Remember the 3-step approach:
- Scan: Continue to scan the road environment and identify risks when driving at all times.
- Recognise: Recognise the difference between potential hazards and hazards that require you to respond. A hazard can be any potential source of danger on or near the road that could lead to a crash. A hazard can come from any direction.
- Respond: Learning to recognise a hazard early allows you to make a well-informed decision on the safest way to respond.
About hazard perception for motorcycle riders
Riding is never risk free, a skilful rider is always thinking ahead, anticipating and responding to hazards to lower their risks. Traffic and road situations change constantly. Skilled riders are always observant of the road environment.

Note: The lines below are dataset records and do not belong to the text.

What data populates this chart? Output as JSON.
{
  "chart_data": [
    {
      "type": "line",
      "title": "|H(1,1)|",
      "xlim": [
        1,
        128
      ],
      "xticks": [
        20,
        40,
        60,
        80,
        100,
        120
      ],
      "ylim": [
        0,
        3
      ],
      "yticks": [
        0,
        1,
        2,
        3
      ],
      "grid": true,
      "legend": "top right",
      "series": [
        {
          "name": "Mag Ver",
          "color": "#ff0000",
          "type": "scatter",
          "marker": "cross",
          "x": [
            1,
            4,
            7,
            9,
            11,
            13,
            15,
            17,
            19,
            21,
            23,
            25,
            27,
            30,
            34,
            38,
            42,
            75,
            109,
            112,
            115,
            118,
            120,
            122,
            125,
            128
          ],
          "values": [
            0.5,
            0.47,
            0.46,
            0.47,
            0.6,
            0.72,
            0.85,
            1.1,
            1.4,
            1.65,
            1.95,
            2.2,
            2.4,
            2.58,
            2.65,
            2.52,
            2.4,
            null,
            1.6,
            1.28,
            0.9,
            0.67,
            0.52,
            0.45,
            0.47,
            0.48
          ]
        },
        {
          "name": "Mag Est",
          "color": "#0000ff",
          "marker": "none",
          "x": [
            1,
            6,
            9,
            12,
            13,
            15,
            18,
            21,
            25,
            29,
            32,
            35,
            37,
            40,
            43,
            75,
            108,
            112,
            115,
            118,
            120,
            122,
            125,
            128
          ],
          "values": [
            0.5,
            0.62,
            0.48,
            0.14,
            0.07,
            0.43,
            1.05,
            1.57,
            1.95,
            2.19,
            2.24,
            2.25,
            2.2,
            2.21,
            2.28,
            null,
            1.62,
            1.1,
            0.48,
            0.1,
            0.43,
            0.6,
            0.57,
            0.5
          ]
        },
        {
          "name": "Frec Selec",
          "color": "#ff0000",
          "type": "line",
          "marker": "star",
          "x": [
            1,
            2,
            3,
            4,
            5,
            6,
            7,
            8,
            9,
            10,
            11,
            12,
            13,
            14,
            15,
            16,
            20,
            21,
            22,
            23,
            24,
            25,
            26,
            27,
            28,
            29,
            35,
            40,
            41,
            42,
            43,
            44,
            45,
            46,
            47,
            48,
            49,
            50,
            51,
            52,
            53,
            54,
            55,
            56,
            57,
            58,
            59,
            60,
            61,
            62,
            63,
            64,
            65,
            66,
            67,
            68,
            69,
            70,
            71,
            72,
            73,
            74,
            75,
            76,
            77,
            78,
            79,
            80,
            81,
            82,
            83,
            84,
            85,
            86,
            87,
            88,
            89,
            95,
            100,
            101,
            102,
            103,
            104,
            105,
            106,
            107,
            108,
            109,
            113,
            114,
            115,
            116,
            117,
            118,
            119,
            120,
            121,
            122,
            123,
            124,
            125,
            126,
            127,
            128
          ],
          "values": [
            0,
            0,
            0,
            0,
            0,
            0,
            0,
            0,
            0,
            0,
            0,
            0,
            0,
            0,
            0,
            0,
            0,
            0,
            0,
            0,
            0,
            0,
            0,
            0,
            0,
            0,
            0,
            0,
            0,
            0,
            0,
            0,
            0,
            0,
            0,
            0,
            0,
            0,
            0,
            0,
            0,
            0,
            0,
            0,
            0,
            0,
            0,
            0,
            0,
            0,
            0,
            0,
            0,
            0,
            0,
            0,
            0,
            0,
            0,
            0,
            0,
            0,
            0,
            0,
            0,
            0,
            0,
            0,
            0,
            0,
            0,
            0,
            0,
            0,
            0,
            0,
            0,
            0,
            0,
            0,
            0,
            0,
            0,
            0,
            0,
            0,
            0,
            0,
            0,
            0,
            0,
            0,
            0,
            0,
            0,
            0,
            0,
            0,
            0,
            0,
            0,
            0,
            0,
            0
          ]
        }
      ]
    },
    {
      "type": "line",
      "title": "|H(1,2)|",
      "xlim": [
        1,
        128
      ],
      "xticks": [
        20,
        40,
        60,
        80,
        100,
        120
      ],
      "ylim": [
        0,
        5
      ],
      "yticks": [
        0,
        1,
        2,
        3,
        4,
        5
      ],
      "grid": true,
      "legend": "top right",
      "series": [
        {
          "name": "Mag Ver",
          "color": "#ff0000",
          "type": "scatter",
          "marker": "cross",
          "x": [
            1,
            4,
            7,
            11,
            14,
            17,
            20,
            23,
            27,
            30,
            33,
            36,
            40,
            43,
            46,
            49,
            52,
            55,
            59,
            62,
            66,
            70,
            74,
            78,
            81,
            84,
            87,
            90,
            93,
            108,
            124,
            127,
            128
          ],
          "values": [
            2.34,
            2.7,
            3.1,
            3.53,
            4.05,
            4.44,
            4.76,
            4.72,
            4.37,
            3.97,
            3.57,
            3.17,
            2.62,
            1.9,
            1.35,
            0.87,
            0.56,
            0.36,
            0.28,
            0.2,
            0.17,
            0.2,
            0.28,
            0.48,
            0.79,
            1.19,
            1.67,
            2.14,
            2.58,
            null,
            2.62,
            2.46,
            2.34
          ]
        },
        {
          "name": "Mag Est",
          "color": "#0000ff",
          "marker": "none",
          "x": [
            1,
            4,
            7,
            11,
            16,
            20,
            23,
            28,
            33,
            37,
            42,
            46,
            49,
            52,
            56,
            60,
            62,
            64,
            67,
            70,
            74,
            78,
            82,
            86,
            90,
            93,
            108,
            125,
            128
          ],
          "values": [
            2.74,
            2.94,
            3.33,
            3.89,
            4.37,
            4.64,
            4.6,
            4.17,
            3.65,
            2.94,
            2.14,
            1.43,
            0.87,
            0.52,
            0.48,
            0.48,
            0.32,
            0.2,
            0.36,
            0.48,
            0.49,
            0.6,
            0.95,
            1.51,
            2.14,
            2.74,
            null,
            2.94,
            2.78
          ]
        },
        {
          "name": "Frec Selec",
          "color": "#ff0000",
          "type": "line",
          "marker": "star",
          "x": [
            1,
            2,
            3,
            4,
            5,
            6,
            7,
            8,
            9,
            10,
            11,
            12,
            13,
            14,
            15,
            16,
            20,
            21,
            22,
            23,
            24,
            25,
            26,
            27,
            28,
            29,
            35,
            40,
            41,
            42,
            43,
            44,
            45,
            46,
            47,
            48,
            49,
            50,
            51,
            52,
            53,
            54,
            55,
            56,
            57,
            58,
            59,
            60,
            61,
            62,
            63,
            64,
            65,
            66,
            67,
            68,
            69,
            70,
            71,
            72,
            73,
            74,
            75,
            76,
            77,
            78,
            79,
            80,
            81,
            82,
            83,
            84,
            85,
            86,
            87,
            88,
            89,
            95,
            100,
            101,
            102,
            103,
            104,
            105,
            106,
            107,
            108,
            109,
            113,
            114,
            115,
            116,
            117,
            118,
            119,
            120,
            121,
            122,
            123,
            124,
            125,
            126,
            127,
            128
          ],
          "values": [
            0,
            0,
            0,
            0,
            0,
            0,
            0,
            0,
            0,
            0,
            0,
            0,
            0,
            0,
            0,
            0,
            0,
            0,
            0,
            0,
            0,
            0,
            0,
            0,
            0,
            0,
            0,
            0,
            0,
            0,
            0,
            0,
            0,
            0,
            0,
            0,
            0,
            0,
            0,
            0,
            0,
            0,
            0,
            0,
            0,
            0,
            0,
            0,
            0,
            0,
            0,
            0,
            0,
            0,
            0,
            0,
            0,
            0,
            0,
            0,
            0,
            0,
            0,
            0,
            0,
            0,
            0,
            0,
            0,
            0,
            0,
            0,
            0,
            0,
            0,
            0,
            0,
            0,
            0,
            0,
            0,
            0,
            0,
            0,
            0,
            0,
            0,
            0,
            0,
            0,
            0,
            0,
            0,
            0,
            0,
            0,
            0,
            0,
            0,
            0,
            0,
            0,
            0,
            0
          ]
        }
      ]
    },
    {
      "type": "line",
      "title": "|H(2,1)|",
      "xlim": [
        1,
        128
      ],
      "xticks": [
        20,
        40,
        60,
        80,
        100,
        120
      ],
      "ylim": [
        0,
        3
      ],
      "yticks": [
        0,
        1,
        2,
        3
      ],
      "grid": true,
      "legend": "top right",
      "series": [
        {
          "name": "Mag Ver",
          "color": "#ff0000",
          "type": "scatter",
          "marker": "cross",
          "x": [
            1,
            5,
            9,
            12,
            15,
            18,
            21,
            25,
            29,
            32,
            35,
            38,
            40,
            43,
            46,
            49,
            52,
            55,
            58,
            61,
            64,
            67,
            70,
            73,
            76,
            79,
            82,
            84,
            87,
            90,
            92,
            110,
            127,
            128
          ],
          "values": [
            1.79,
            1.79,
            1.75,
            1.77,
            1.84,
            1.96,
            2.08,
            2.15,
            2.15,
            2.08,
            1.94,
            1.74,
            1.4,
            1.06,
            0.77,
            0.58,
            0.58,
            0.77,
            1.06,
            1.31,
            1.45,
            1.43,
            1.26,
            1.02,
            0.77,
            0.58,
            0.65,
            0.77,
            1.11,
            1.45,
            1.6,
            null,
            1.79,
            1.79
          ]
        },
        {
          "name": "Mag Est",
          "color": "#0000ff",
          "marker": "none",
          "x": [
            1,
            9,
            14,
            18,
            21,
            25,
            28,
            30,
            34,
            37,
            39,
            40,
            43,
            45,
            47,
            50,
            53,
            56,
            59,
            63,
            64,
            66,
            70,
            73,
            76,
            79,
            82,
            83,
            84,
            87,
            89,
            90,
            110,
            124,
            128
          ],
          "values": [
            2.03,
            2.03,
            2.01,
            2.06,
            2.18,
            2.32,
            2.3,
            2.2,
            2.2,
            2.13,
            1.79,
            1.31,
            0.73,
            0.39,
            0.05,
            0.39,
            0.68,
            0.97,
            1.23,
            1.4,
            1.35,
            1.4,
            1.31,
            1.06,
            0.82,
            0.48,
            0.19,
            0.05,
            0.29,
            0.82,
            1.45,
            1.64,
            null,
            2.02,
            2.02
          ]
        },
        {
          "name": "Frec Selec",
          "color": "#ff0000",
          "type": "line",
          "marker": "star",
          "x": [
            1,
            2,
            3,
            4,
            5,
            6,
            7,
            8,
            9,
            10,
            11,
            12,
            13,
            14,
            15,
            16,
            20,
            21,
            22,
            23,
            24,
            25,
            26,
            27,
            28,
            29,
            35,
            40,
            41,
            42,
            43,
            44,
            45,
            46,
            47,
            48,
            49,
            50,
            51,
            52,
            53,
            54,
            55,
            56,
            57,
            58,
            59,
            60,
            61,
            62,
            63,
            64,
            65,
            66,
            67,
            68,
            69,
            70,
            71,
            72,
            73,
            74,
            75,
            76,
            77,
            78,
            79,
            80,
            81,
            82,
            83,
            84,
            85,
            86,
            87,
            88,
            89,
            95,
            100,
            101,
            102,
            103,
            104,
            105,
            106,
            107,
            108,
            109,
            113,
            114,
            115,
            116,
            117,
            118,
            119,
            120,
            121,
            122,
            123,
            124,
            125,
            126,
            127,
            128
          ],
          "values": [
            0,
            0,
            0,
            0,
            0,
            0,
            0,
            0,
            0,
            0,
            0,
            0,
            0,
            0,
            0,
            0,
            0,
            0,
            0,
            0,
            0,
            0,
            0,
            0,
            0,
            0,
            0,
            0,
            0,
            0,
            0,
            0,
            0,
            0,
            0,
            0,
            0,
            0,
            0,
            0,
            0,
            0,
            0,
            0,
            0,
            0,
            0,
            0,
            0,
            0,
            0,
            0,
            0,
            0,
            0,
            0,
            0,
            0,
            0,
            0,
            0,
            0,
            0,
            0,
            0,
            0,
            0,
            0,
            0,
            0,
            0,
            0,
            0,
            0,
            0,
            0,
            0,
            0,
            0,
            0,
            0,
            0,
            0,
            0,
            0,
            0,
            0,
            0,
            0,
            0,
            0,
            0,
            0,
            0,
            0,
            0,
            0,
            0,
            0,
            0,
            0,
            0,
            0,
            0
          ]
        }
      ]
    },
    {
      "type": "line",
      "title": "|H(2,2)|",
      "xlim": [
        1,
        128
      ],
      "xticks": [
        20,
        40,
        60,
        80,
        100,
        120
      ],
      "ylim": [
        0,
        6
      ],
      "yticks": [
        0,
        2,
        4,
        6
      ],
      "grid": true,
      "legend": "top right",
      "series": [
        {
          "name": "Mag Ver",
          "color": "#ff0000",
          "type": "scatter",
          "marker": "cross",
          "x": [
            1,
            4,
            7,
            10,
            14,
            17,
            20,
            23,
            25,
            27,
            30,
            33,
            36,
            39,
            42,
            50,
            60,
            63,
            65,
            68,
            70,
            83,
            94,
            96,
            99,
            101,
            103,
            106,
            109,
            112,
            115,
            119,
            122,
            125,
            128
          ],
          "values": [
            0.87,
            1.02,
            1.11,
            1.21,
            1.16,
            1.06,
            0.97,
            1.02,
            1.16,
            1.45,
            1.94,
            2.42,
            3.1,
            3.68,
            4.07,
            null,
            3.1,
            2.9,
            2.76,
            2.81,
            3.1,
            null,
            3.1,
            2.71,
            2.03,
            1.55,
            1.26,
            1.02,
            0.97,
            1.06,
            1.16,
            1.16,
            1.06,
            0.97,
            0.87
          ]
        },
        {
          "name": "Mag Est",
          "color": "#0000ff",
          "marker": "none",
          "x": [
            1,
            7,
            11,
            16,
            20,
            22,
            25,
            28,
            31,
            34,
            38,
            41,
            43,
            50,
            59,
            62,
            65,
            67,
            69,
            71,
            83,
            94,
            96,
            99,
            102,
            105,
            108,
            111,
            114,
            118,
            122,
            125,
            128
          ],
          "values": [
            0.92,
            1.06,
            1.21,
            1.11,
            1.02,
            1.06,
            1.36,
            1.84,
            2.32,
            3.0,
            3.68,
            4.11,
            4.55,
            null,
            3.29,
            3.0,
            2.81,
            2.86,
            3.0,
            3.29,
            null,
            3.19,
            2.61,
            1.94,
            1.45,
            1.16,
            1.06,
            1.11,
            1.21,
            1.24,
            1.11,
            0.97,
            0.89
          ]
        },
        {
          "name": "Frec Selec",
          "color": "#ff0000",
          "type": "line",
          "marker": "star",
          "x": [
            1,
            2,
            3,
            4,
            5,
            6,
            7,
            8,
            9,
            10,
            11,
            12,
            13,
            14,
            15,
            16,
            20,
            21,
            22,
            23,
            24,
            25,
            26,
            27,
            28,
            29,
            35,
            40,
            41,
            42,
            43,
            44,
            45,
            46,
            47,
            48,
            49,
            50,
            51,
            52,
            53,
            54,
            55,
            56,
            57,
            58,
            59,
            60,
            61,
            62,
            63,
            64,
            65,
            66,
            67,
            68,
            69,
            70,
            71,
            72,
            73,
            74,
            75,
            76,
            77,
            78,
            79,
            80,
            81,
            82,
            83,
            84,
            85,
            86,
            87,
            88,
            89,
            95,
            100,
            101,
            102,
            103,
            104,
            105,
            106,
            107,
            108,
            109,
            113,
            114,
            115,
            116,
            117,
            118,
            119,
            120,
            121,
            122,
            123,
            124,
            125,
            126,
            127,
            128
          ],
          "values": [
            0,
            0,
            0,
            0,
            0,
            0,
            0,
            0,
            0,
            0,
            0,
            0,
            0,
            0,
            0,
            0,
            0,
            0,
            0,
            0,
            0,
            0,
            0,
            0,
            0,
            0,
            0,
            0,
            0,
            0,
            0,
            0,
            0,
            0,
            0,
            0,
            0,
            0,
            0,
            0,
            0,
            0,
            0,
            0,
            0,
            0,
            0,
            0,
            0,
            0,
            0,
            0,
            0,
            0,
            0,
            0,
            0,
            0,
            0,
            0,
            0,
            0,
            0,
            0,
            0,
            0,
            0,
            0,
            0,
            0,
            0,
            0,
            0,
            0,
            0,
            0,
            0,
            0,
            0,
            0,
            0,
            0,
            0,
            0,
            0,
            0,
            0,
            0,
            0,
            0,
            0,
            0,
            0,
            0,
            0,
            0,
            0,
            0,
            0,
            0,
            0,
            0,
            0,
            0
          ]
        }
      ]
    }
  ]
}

There are 3 key steps to developing good hazard perception skills when riding:
- Slow down
- Move away
Always be on the lookout for potential hazards, reduce your speed so you are able to stop before a hazard. Create some space between you and the hazard by changing your position on the road.
You can apply good observation using the 12, 6, 3 principle:
- Look 12 seconds ahead to scan your surroundings, observe potential hazards, and plan your path.
- Maintain at least 6 seconds of vision of the road ahead to give you time to perceive hazards and take action.
- Keep a 3 second survival space to give you time to respond, and stop if required, to avoid a crash.
Good observation is always being on the lookout for potential hazards, and recognizing situations that may require you to take action while riding.